Sul fronte integralista abbiamo poi i vari Adinolfi, ossia persone pronte a spergiurare che i diritti civili e la pari dignità siano «falsi miti di progresso» da attribuire ad una società colpevole di non imporre una presunta morale cristiana alla popolazione attraverso la soppressione di qualunque forma di libertà individuale. Non la pensa così il professore, il quale spiega che «la diversità sessuale è un fenomeno ubiquitario e universale, trasversale alle culture ed alla storia: se pensiamo alla cultura indiana ricordiamo gli Hijras, una casta “fuori casta”, a quella italiana abbiamo i “femminielli” napoletani descritti già nel ’500 da Giovan Battista Della Porta, se pensiamo alla cultura Tailandese abbiamo i Kathoey e Ladyboys, e poi i Rae Rae della Polinesia ed i Muxe del Messico. Insomma il fenomeno c’è sempre stato. La morale giudaico - cristiana ha poi etichettato tutto questo come “peccato”. Interessante la storia: la prima volta in cui le relazioni same sex vengono depenalizzate è la Rivoluzione francese, per cui il successivo codice napoleonico non condanna più queste relazioni».

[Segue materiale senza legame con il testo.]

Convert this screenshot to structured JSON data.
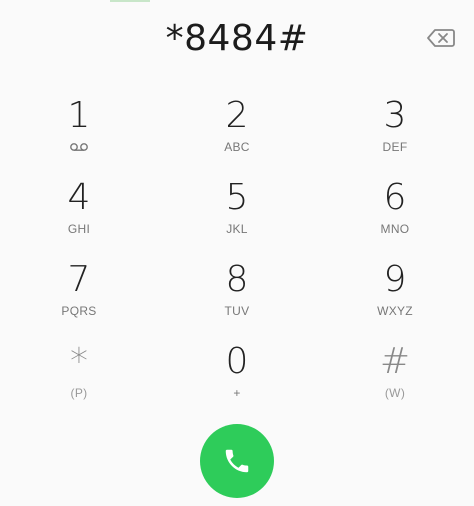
{
  "dialer": {
    "number": "*8484#",
    "keys": [
      {
        "digit": "1",
        "sub": "",
        "icon": "voicemail-icon"
      },
      {
        "digit": "2",
        "sub": "ABC"
      },
      {
        "digit": "3",
        "sub": "DEF"
      },
      {
        "digit": "4",
        "sub": "GHI"
      },
      {
        "digit": "5",
        "sub": "JKL"
      },
      {
        "digit": "6",
        "sub": "MNO"
      },
      {
        "digit": "7",
        "sub": "PQRS"
      },
      {
        "digit": "8",
        "sub": "TUV"
      },
      {
        "digit": "9",
        "sub": "WXYZ"
      },
      {
        "digit": "*",
        "sub": "(P)"
      },
      {
        "digit": "0",
        "sub": "+"
      },
      {
        "digit": "#",
        "sub": "(W)"
      }
    ],
    "backspace_icon": "backspace-icon",
    "call_icon": "phone-icon",
    "call_color": "#2ecc5a"
  }
}
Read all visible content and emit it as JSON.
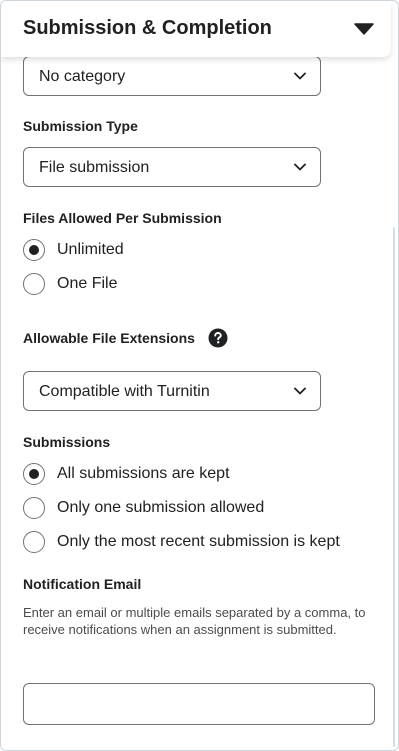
{
  "panel": {
    "title": "Submission & Completion",
    "collapse_icon": "caret-down-icon"
  },
  "category": {
    "selected": "No category"
  },
  "submission_type": {
    "label": "Submission Type",
    "selected": "File submission"
  },
  "files_allowed": {
    "label": "Files Allowed Per Submission",
    "options": [
      "Unlimited",
      "One File"
    ],
    "selected_index": 0
  },
  "file_extensions": {
    "label": "Allowable File Extensions",
    "help_icon": "question-circle-icon",
    "selected": "Compatible with Turnitin"
  },
  "submissions": {
    "label": "Submissions",
    "options": [
      "All submissions are kept",
      "Only one submission allowed",
      "Only the most recent submission is kept"
    ],
    "selected_index": 0
  },
  "notification_email": {
    "label": "Notification Email",
    "helper": "Enter an email or multiple emails separated by a comma, to receive notifications when an assignment is submitted.",
    "value": ""
  }
}
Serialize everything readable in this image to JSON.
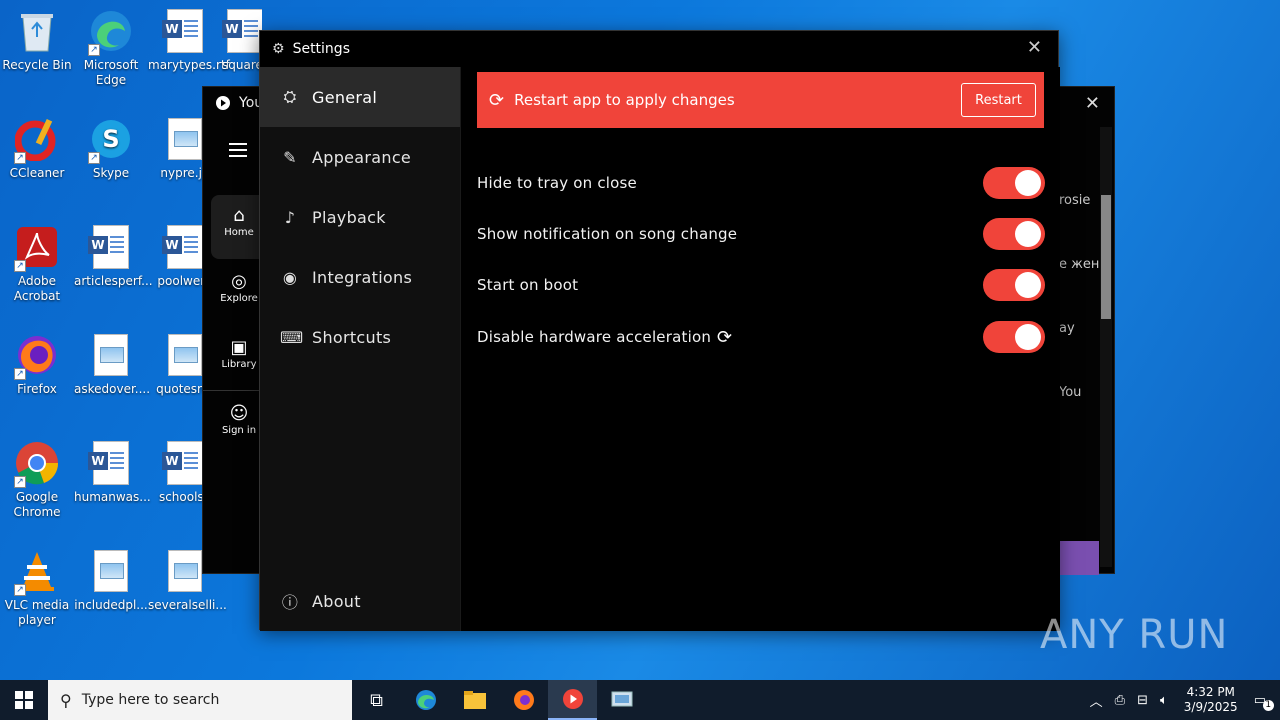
{
  "desktop": {
    "icons": [
      {
        "label": "Recycle Bin"
      },
      {
        "label": "Microsoft Edge"
      },
      {
        "label": "marytypes.rtf"
      },
      {
        "label": "square"
      },
      {
        "label": "CCleaner"
      },
      {
        "label": "Skype"
      },
      {
        "label": "nypre.jp"
      },
      {
        "label": "Adobe Acrobat"
      },
      {
        "label": "articlesperf..."
      },
      {
        "label": "poolwent"
      },
      {
        "label": "Firefox"
      },
      {
        "label": "askedover...."
      },
      {
        "label": "quotesret"
      },
      {
        "label": "Google Chrome"
      },
      {
        "label": "humanwas..."
      },
      {
        "label": "schoolse"
      },
      {
        "label": "VLC media player"
      },
      {
        "label": "includedpl..."
      },
      {
        "label": "severalselli..."
      }
    ]
  },
  "bg_window": {
    "title": "You",
    "nav": [
      {
        "label": "Home"
      },
      {
        "label": "Explore"
      },
      {
        "label": "Library"
      },
      {
        "label": "Sign in"
      }
    ],
    "side_texts": [
      "rosie",
      "е жен",
      "ay",
      "You"
    ]
  },
  "settings": {
    "title": "Settings",
    "sidebar": [
      {
        "label": "General"
      },
      {
        "label": "Appearance"
      },
      {
        "label": "Playback"
      },
      {
        "label": "Integrations"
      },
      {
        "label": "Shortcuts"
      }
    ],
    "about_label": "About",
    "banner": {
      "text": "Restart app to apply changes",
      "button": "Restart",
      "color": "#f0443a"
    },
    "options": [
      {
        "label": "Hide to tray on close",
        "enabled": true
      },
      {
        "label": "Show notification on song change",
        "enabled": true
      },
      {
        "label": "Start on boot",
        "enabled": true
      },
      {
        "label": "Disable hardware acceleration",
        "enabled": true
      }
    ]
  },
  "watermark": "ANY RUN",
  "taskbar": {
    "search_placeholder": "Type here to search",
    "time": "4:32 PM",
    "date": "3/9/2025",
    "notification_count": "1"
  }
}
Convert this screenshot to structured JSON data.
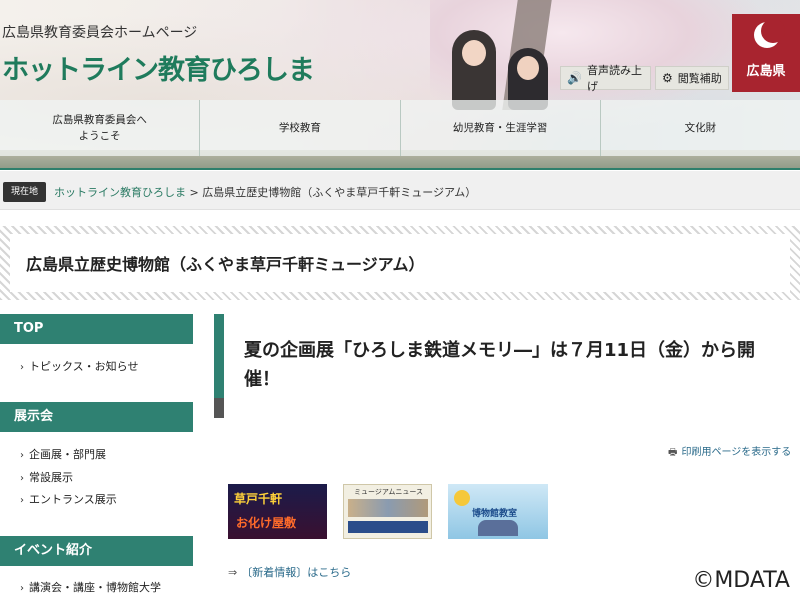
{
  "header": {
    "site_subtitle": "広島県教育委員会ホームページ",
    "site_title": "ホットライン教育ひろしま",
    "logo_text": "広島県",
    "utility": {
      "read_aloud": "音声読み上げ",
      "browse_assist": "閲覧補助"
    },
    "nav": [
      {
        "label": "広島県教育委員会へ\nようこそ"
      },
      {
        "label": "学校教育"
      },
      {
        "label": "幼児教育・生涯学習"
      },
      {
        "label": "文化財"
      }
    ]
  },
  "breadcrumb": {
    "label": "現在地",
    "home": "ホットライン教育ひろしま",
    "separator": ">",
    "current": "広島県立歴史博物館（ふくやま草戸千軒ミュージアム）"
  },
  "page_title": "広島県立歴史博物館（ふくやま草戸千軒ミュージアム）",
  "sidebar": {
    "sections": [
      {
        "heading": "TOP",
        "links": [
          "トピックス・お知らせ"
        ]
      },
      {
        "heading": "展示会",
        "links": [
          "企画展・部門展",
          "常設展示",
          "エントランス展示"
        ]
      },
      {
        "heading": "イベント紹介",
        "links": [
          "講演会・講座・博物館大学"
        ]
      }
    ]
  },
  "main": {
    "headline": "夏の企画展「ひろしま鉄道メモリ―」は７月11日（金）から開催！",
    "print_link": "印刷用ページを表示する",
    "thumbnails": [
      {
        "text1": "草戸千軒",
        "text2": "お化け屋敷"
      },
      {
        "text1": "ミュージアムニュース"
      },
      {
        "text1": "博物館教室"
      }
    ],
    "news_link": "〔新着情報〕はこちら"
  },
  "watermark": "©MDATA"
}
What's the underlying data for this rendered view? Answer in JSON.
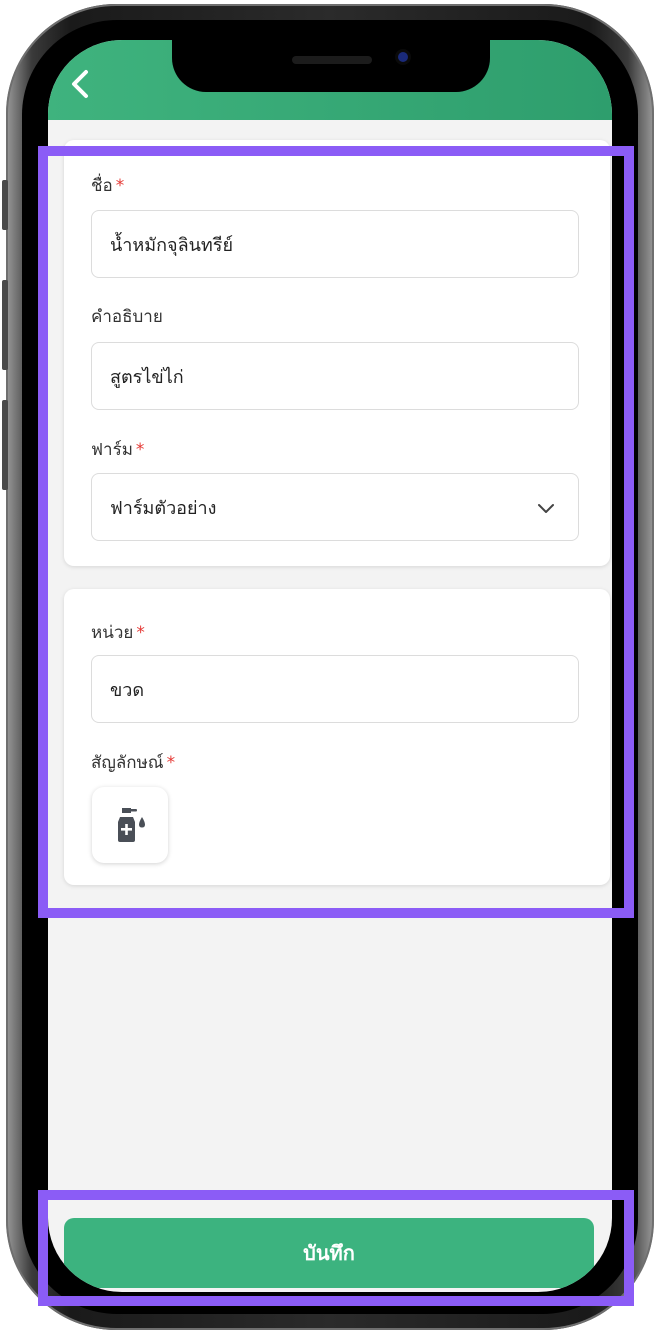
{
  "form": {
    "name": {
      "label": "ชื่อ",
      "required_mark": "*",
      "value": "น้ำหมักจุลินทรีย์"
    },
    "description": {
      "label": "คำอธิบาย",
      "value": "สูตรไข่ไก่"
    },
    "farm": {
      "label": "ฟาร์ม",
      "required_mark": "*",
      "value": "ฟาร์มตัวอย่าง"
    },
    "unit": {
      "label": "หน่วย",
      "required_mark": "*",
      "value": "ขวด"
    },
    "symbol": {
      "label": "สัญลักษณ์",
      "required_mark": "*",
      "icon": "spray-bottle-icon"
    }
  },
  "actions": {
    "save_label": "บันทึก"
  },
  "colors": {
    "header": "#2e9e6d",
    "button": "#3cb37f",
    "required": "#e53935",
    "highlight": "#8b5cf6"
  }
}
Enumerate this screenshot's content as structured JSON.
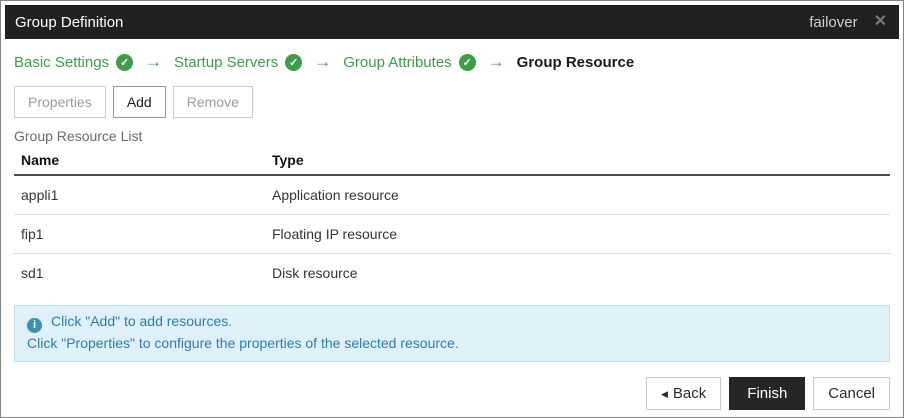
{
  "titlebar": {
    "title": "Group Definition",
    "context": "failover"
  },
  "icons": {
    "close": "✕",
    "check": "✓",
    "arrow": "→",
    "back_triangle": "◀",
    "info": "i"
  },
  "wizard": {
    "steps": [
      {
        "label": "Basic Settings",
        "completed": true
      },
      {
        "label": "Startup Servers",
        "completed": true
      },
      {
        "label": "Group Attributes",
        "completed": true
      },
      {
        "label": "Group Resource",
        "completed": false,
        "current": true
      }
    ]
  },
  "toolbar": {
    "properties_label": "Properties",
    "add_label": "Add",
    "remove_label": "Remove"
  },
  "list": {
    "caption": "Group Resource List",
    "columns": [
      "Name",
      "Type"
    ],
    "rows": [
      {
        "name": "appli1",
        "type": "Application resource"
      },
      {
        "name": "fip1",
        "type": "Floating IP resource"
      },
      {
        "name": "sd1",
        "type": "Disk resource"
      }
    ]
  },
  "info": {
    "line1": "Click \"Add\" to add resources.",
    "line2": "Click \"Properties\" to configure the properties of the selected resource."
  },
  "footer": {
    "back_label": "Back",
    "finish_label": "Finish",
    "cancel_label": "Cancel"
  },
  "colors": {
    "titlebar_bg": "#212121",
    "accent_green": "#3f9b4c",
    "info_text": "#2f7cab",
    "info_bg": "#def0f8",
    "info_icon_bg": "#3a8fb7"
  }
}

A tal riguardo, Valerio aggiunge anche: «Ricordiamo che in precedenza tali comportamenti venivano puniti anche con il rogo: la stessa parola “finocchio” deriva dai fasci di finocchio che venivano buttati nei roghi dei sodomiti per non far sentire l’odore di carne bruciata. Quando ci fu l’unità d’Italia vi erano alcune norme che penalizzavano i comportamenti omosessuali, norme che venivano applicate prevalentemente da Torino a Roma ma non da Roma in giù, dove vi era una cultura più aperta. Durante il fascismo ci si chiese se fossero necessarie norme restrittive su questi comportamenti, fu poi deciso che il popolo italiano fosse così virile da non richiedere tali leggi, ancora confondendo identità di genere e orientamento sessuale. Perché quello che viene stigmatizzata principalmente è la femminilizzazione del maschio, maschio che viene penetrato, sodomizzato, non è ammissibile in una società patriarcale».

Insomma, anche in questo caso saremmo dinnanzi a motivazioni prive di qualunque logica e dettate solo da paure irrazionali. Eppure l'ultimo aspetto che non dev'essere trascurato è come tutto ciò produca dolore e come i vari Adinolfi e Brandi siano causa di malessere per le loro vittime. Il professore racconta infatti di aver conosciuta tanta sofferenza a causa della mancata accettazione da parte della società: «Ricordo di un bambino, tornato dalle vacanze che il papà aveva portato con sé al lavoro in cantiere, per farlo diventare più “maschio”. Il bambino era triste perché non era potuto stare con la mamma e fare quello che voleva. Penso ad un episodio che mi ha raccontato un amico di una persona, transgender F to M, di cui un amico sta scrivendo un libro che, negli anni ’50, si fece tagliare le gambe da un treno, per poter indossare i pantaloni. Penso a tutti gli episodi di bullismo omofobico, alle esperienze di una educativa sociale di Secondigliano, dove alcuni bambini sono stati etichettati come “femmenella” o “ricchione”. Tanta sofferenza c’è nel momento in cui una tua istanza viene vista solo come vizio, malattia e non come possibilità di declinare la tua esistenza aiutandoti ad autodeterminarti».